Da Vinci Code the book
I have recently had the opportunity to read two extremely bad books.
First, about Dan Brown’s Da Vinci Code. Let me start off with saying that every (and I am not exaggerating, absolutely every) time that the book included a technical detail that I was familiar with, the book got it wrong. Things like Lenardo da Vinci being familiar with the transcriptions of Egyptian hyerogliphics (in reality, the Ancient Egyptian writing system was not decyphered until the 19th century). A postage stamp-sized solar cell powering a hard drive (in reality, such a cell could not supply enough power; a flash memory chip would be feasible though). A modern secret society using Renaissance-era glorified bike locks to hide its secrets (in reality, the “cryptex” could be defeated in ten minutes with a Dremel tool). Tracking a man by a GPS transceiver as he walks thought the Louvre museum (GPS is line-of-sight to the satellite; if you are inside a building, it won’t work unless you are standing right next to a window). A modern cryptographer studying transposition cyphers in university (in reality, such schemes are considered so deeply obsolete that modern cryptology books don’t even mention them).

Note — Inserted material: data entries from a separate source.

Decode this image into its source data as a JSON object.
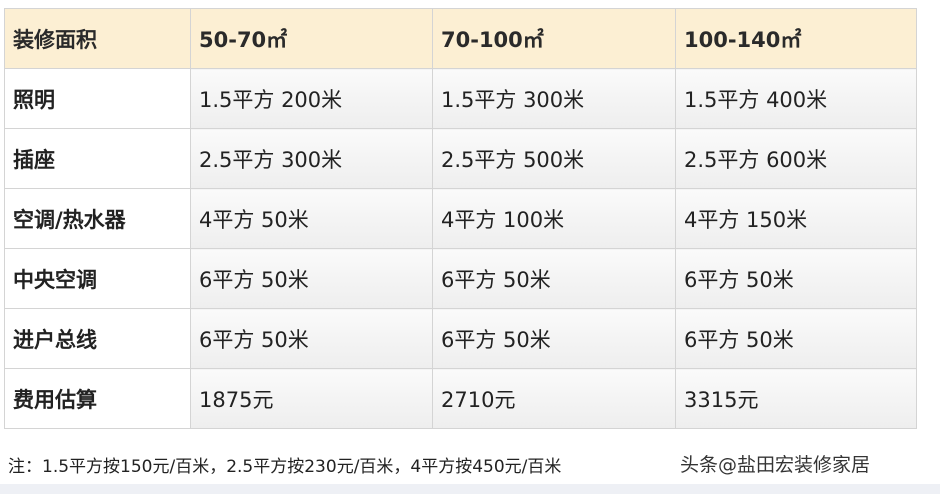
{
  "table": {
    "headers": [
      "装修面积",
      "50-70㎡",
      "70-100㎡",
      "100-140㎡"
    ],
    "rows": [
      {
        "label": "照明",
        "values": [
          "1.5平方 200米",
          "1.5平方 300米",
          "1.5平方 400米"
        ]
      },
      {
        "label": "插座",
        "values": [
          "2.5平方 300米",
          "2.5平方 500米",
          "2.5平方 600米"
        ]
      },
      {
        "label": "空调/热水器",
        "values": [
          "4平方 50米",
          "4平方 100米",
          "4平方 150米"
        ]
      },
      {
        "label": "中央空调",
        "values": [
          "6平方 50米",
          "6平方 50米",
          "6平方 50米"
        ]
      },
      {
        "label": "进户总线",
        "values": [
          "6平方 50米",
          "6平方 50米",
          "6平方 50米"
        ]
      },
      {
        "label": "费用估算",
        "values": [
          "1875元",
          "2710元",
          "3315元"
        ]
      }
    ]
  },
  "footer": {
    "note": "注：1.5平方按150元/百米，2.5平方按230元/百米，4平方按450元/百米"
  },
  "watermark": "头条@盐田宏装修家居",
  "colors": {
    "header_bg": "#fcefd3",
    "border": "#d4d4d4"
  }
}
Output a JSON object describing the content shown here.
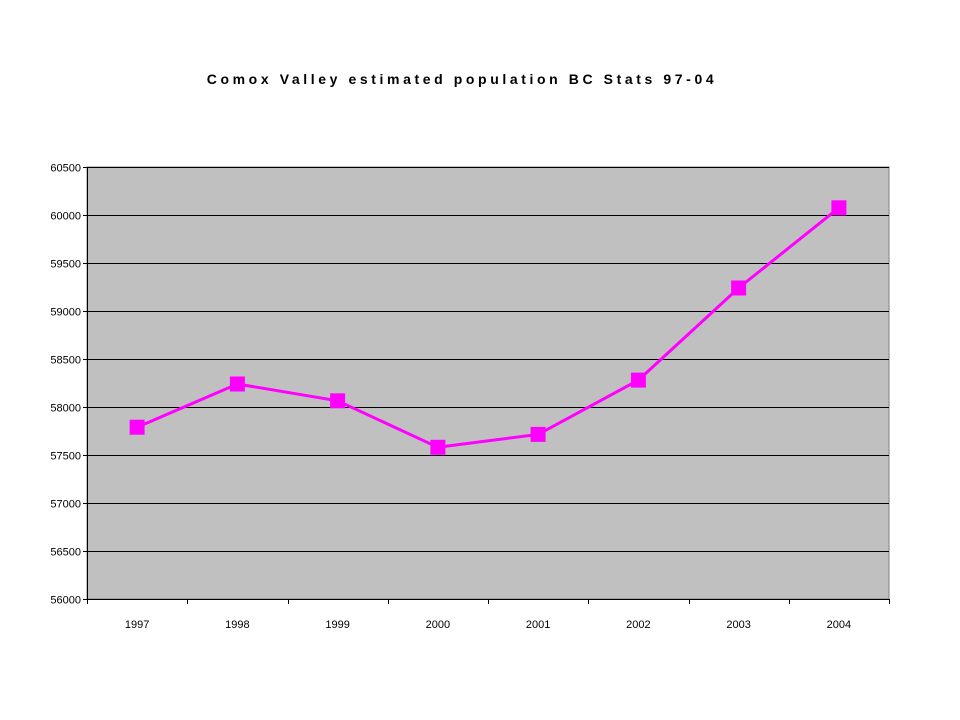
{
  "chart_data": {
    "type": "line",
    "title": "Comox Valley estimated population BC Stats 97-04",
    "xlabel": "",
    "ylabel": "",
    "categories": [
      "1997",
      "1998",
      "1999",
      "2000",
      "2001",
      "2002",
      "2003",
      "2004"
    ],
    "series": [
      {
        "values": [
          57790,
          58240,
          58065,
          57580,
          57715,
          58280,
          59240,
          60075
        ]
      }
    ],
    "ylim": [
      56000,
      60500
    ],
    "ytick_step": 500,
    "yticks": [
      "56000",
      "56500",
      "57000",
      "57500",
      "58000",
      "58500",
      "59000",
      "59500",
      "60000",
      "60500"
    ],
    "grid": "horizontal",
    "legend": "none",
    "colors": {
      "plot_background": "#c0c0c0",
      "series_line": "#ff00ff",
      "marker": "#ff00ff",
      "gridline": "#000000",
      "plot_border": "#808080"
    },
    "marker": "square"
  }
}
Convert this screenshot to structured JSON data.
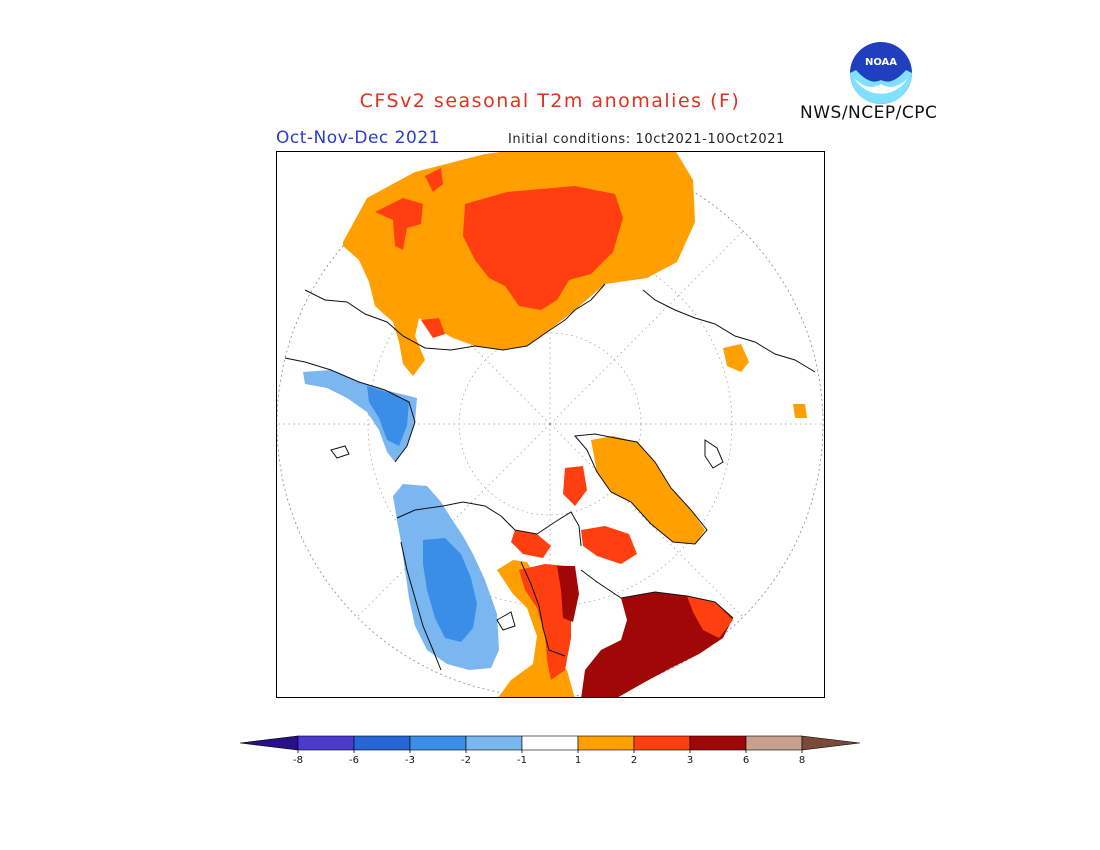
{
  "header": {
    "title": "CFSv2 seasonal T2m anomalies (F)",
    "period": "Oct-Nov-Dec 2021",
    "initial_conditions": "Initial conditions: 10ct2021-10Oct2021",
    "credit": "NWS/NCEP/CPC",
    "logo_text": "NOAA"
  },
  "map": {
    "projection": "polar stereographic (north pole)"
  },
  "legend": {
    "ticks": [
      "-8",
      "-6",
      "-3",
      "-2",
      "-1",
      "1",
      "2",
      "3",
      "6",
      "8"
    ],
    "colors": [
      "#2a0f8a",
      "#4b3ad0",
      "#2666d6",
      "#3b8ee8",
      "#7ab6f0",
      "#ffffff",
      "#ff9f00",
      "#ff3f10",
      "#a00808",
      "#c9a090",
      "#7a4a38"
    ]
  }
}
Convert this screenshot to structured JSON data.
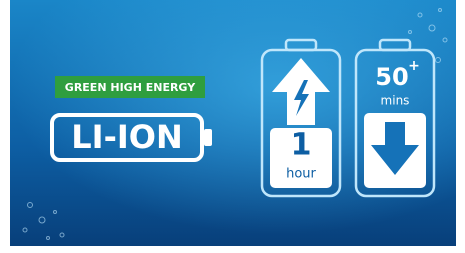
{
  "badge": {
    "text": "GREEN HIGH ENERGY"
  },
  "battery_type": {
    "text": "LI-ION"
  },
  "charge_battery": {
    "number": "1",
    "unit": "hour"
  },
  "runtime_battery": {
    "number": "50",
    "superscript": "+",
    "unit": "mins"
  }
}
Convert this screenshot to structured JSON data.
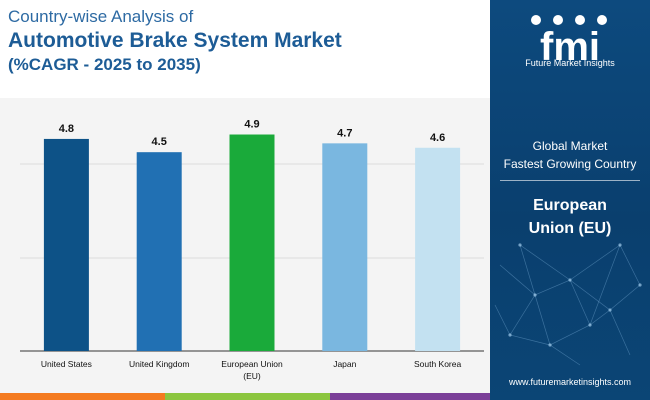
{
  "header": {
    "line1": "Country-wise Analysis of",
    "line2": "Automotive Brake System Market",
    "line3": "(%CAGR - 2025 to 2035)"
  },
  "side_panel": {
    "brand_letters": "fmi",
    "brand_name": "Future Market Insights",
    "subtitle_line1": "Global Market",
    "subtitle_line2": "Fastest Growing Country",
    "country_line1": "European",
    "country_line2": "Union (EU)",
    "url": "www.futuremarketinsights.com"
  },
  "colors": {
    "bottom_bar": [
      "#f47b20",
      "#8cc63f",
      "#7b3f98",
      "#2e86c1"
    ]
  },
  "chart_data": {
    "type": "bar",
    "categories": [
      [
        "United States"
      ],
      [
        "United Kingdom"
      ],
      [
        "European Union",
        "(EU)"
      ],
      [
        "Japan"
      ],
      [
        "South Korea"
      ]
    ],
    "values": [
      4.8,
      4.5,
      4.9,
      4.7,
      4.6
    ],
    "colors": [
      "#0d5287",
      "#2170b3",
      "#1aaa3a",
      "#7ab7e0",
      "#c3e1f1"
    ],
    "ylim": [
      0,
      5.5
    ],
    "grid": true,
    "value_labels": true
  }
}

And how did something like
The agent nodded. “Very advanced surveillance. […] A lot of this gear is as sophisticated as our own equipment. Miniature microphones, photoelectric recharging cells, high-capacity RAM chips. He’s even got some of those new nano drives.”
Collet was impressed.
make it past the editor?
Hell, the main point of the book — that before the Catholic Church and Nicean creed everyone had worshipped the Sacred Female — is … ludicrous. Perhaps Dan Brown is unfamiliar with Zeus, Jupiter, Apollo, or the fact that pagan Roman emperors were deified? And perhaps he is unfamiliar with the status of Virgin Mary — who in Catholic theology has essentially become a goddess equal to her son?
Still, if you, like Dan Brown, set out to write a truly bad book, it is not enough to sprinkle glaring inaccuracies and obvious non-sequitors on every page. You must also treat your audience like 6-year old children (by repeating your book’s point every ten pages). You must make sure that all your characters are clichéd stereotypes (incompetent French cops, traditional English aristocrats, zealous Spanish priests and the like). Oh, and don’t bother developing them. Make sure to use a standard set of exotic locales. Make sure to explain every mystery in excruciating detail — you don’t want your readers to think. Make sure that your book reveals a “secret” that your readers won’t care much about, overhype it, and drag out the revelation for far too many boring pages.
You must make sure that your writing, your words, your imagery are all no better than a school student’s English homework assignment.
It unfortunate that such a fascinating topic (early Church history, Gnostic theology, and the various scriptures that didn’t make it into the Nicean Bible) was popularized — and misrepresented — by such an awful book.